In Winter, later than for olives grown for oil, begins the harvest of table olives.
“Black” olives, loved by those who enjoy thrills, appear on the trees. However, the fruit doesn’t become entirely black but purplish, brown. The beautiful and perfect black colour of some table olives is made with chemicals forbidden in France..
On the tree, even in December of January, olives can be green, “green” and purple. And, from one variety to another, colours change, some get black quicker than others. Nature is full of surprises and the art of olive oil comes from the care given to the trees. Table olives are made by a confectioner to enable the gustative pleasure of a textures fruit.
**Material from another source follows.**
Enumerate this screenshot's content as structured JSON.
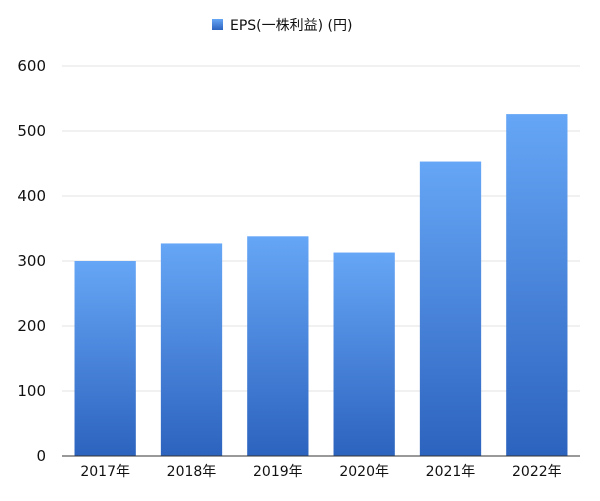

More than that, the confectioner is a true artist, hidden behind the best table olives. They master, after years of experiments and discoveries, the alchemical process needed for the transformation of a raw fruit, made by the randomness of nature. Every confectioner have their own know-how and secret recipes. They take action as soon as the transformation process begins, by choosing olives on the tree, depending on their texture, colour and taste.
Several baths, in water with salt and soda, allow the olive to loose its bitterness and stuff themselves with salt. Measurements, temperatures and the time spent in water depends on a lot of factors such as the climate when the olives are harvested. But you can find on the Internet, for people who like home-made things, very good recipes of table olives, that you can do at home with a bit of patience and attention.